Hacker News new | past | comments | ask | show | jobs | submit login
Provably space-efficient parallel functional programming (sigplan.org)
115 points by matt_d 6 days ago | hide | past | favorite | 24 comments

This sounds a bit like software transactional memory (STM), in the sense of giving threads the illusion of total freedom while keeping them separate in reality. In STM data races are solved by unwinding the victim thread, essentially allowing threads to ask for forgiveness instead of permission.

Crucially, this new scheme still allows for mutation of shared data structures as long as they were allocated before the thread's birth. You can enjoy parallel execution managed by the compiler, but maintain your ability to footcannon if you need to, and don't have anywhere near the bookkeeping overhead of STM.

> We view disentanglement as generalizing the notion of “time” as it relates to memory for parallel programs: in both sequential and disentangled parallel programs, an instruction can only access objects that are allocated before it.

> Disentanglement opens a new perspective on parallel memory management: rather than viewing memory as a global shared resource, we can instead organize memory as a distributed structure that mirrors (i.e., corresponds with) the structure of parallelism in the program.

Parallel, concurrent, and distributed systems are moving closer and closer to a relativistic model of the world. If we consider memory as roughly equivalent to space (N bits of memory take O(sqrt(N)) physical space http://www.ilikebigbits.com/2014_04_21_myth_of_ram_1.html ) then this approach is essentially scheduling the work across spacetime (rather than just time); or, from a different perspective, the interactions defined within the program can be interpreted as a spatial layout of the problem/solution, which this compiler is utilising when deciding how to arrange the allocations.

See also https://en.wikipedia.org/wiki/Relativistic_programming

I know nothing about distributed programming, but Leslie Lamport's paper [1] from 1978 about distributed systems already reads very close to the typical intro in special relativity about clock synchronization. I would be surprised if there is not already a body of research about whether:

1) Relativity in the physical world arises if we consider some distributed model of computation

2) Physical laws, in particular speed of light, affecting algorithm complexity limits

[1] http://lamport.azurewebsites.net/pubs/time-clocks.pdf

It's not Einsteinian, though. Simple Gallilean relativity is enough to model what's going on.

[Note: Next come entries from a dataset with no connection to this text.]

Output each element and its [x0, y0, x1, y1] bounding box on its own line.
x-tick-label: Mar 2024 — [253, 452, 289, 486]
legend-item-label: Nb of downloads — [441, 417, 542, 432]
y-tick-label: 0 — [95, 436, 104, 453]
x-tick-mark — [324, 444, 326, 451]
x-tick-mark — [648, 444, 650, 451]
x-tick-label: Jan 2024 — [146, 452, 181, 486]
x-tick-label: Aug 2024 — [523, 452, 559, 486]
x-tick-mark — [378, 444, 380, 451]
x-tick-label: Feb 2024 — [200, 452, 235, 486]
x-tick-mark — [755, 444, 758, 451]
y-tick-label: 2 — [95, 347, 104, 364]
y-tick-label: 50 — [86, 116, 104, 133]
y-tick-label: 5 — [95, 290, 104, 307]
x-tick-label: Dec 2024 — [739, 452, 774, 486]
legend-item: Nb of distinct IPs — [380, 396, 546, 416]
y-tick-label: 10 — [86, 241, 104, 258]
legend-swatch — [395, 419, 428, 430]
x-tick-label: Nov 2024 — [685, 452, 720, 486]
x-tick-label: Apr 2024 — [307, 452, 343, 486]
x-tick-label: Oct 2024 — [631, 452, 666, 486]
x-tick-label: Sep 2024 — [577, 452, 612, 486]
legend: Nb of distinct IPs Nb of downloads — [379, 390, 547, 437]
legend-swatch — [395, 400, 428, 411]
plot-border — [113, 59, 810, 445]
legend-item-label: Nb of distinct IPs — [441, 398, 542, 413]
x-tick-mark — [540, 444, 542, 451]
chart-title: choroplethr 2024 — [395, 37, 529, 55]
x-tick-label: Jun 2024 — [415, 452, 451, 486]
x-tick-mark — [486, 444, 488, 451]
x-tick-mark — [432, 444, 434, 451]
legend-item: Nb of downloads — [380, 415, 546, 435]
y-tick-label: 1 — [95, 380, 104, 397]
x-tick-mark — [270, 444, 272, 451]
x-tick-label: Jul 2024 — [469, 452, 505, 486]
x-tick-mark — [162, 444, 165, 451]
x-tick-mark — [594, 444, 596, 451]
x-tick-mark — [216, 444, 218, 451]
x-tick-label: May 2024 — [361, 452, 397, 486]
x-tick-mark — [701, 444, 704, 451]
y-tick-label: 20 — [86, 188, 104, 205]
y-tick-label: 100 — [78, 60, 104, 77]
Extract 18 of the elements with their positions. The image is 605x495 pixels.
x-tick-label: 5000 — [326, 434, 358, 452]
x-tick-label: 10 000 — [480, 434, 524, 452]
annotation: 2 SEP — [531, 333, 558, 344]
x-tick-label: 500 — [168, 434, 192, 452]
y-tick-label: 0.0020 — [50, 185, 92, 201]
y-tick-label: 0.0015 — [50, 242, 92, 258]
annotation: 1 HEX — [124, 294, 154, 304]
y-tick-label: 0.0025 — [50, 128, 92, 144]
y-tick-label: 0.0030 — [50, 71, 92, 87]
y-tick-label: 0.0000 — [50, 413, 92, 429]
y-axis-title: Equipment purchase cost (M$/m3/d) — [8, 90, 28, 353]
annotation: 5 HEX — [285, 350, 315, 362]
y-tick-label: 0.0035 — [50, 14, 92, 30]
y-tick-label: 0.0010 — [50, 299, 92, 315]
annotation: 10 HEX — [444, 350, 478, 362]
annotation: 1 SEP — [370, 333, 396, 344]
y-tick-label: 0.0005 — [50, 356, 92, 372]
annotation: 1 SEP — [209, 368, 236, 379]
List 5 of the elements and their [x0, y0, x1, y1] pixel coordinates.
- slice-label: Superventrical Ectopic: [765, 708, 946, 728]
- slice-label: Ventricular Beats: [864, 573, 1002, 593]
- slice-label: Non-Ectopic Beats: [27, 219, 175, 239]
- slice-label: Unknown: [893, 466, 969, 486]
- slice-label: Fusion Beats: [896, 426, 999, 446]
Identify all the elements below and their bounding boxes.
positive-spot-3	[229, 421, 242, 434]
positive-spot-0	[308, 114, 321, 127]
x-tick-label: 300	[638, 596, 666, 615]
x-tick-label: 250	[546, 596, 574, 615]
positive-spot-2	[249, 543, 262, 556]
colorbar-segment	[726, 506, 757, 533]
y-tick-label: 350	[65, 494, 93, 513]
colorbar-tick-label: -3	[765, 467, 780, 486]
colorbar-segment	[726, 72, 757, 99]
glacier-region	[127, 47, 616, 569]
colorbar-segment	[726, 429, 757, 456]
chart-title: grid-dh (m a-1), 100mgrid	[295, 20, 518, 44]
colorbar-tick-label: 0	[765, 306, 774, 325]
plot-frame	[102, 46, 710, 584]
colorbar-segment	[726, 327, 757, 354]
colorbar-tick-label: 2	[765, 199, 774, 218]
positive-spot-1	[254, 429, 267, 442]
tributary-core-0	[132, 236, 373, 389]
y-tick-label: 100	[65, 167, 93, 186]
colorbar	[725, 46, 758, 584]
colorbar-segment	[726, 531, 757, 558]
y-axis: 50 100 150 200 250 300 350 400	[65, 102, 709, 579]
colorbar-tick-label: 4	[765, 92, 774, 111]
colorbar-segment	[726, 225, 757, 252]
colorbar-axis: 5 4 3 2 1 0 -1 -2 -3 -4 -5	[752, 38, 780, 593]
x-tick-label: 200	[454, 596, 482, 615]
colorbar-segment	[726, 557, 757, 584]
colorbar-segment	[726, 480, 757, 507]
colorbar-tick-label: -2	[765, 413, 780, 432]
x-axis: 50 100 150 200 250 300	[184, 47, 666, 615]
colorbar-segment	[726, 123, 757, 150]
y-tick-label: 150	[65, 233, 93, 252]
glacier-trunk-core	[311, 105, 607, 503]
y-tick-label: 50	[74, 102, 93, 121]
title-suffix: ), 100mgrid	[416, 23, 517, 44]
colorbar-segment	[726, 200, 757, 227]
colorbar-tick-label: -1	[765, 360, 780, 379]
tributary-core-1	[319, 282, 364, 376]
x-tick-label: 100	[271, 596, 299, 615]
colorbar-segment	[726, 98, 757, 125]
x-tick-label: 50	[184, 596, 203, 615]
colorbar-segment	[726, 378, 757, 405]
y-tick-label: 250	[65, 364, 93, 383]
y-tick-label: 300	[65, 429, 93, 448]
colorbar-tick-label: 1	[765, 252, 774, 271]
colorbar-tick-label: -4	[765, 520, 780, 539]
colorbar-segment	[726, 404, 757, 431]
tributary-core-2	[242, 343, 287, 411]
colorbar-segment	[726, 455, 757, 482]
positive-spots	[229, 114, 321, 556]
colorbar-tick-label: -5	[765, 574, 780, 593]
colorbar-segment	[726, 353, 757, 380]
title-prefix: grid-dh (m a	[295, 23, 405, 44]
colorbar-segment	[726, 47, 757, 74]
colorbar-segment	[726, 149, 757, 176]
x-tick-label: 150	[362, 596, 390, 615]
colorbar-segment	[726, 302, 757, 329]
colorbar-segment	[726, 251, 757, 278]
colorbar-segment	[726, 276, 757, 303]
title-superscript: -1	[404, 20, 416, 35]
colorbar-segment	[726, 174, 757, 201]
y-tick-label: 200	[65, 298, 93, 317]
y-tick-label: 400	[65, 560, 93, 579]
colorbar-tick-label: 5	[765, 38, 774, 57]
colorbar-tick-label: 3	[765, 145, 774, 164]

I disagree. Concurrency (including parallelism) only defines a partial order on events, not a total/global order. This leads to one of the following:

- We assume there's a total order anyway. This lets us use Gallilean relativity, but is an incorrect model, which manifests as race conditions.

- We impose a total order, by introducing causality between every event (e.g. synchronisation, or data dependencies like counters, etc.). This lets us use Gallilean relativity and maintain correctness, but it is no longer concurrent/parallel.

- We only assume a partial order. This avoids race conditions, but allows races between independent results (which can therefore be calculated in parallel). This is inherently relativistic, since independent events can occur in a different order for different observers (in the case of this article, the observers are CPU cores).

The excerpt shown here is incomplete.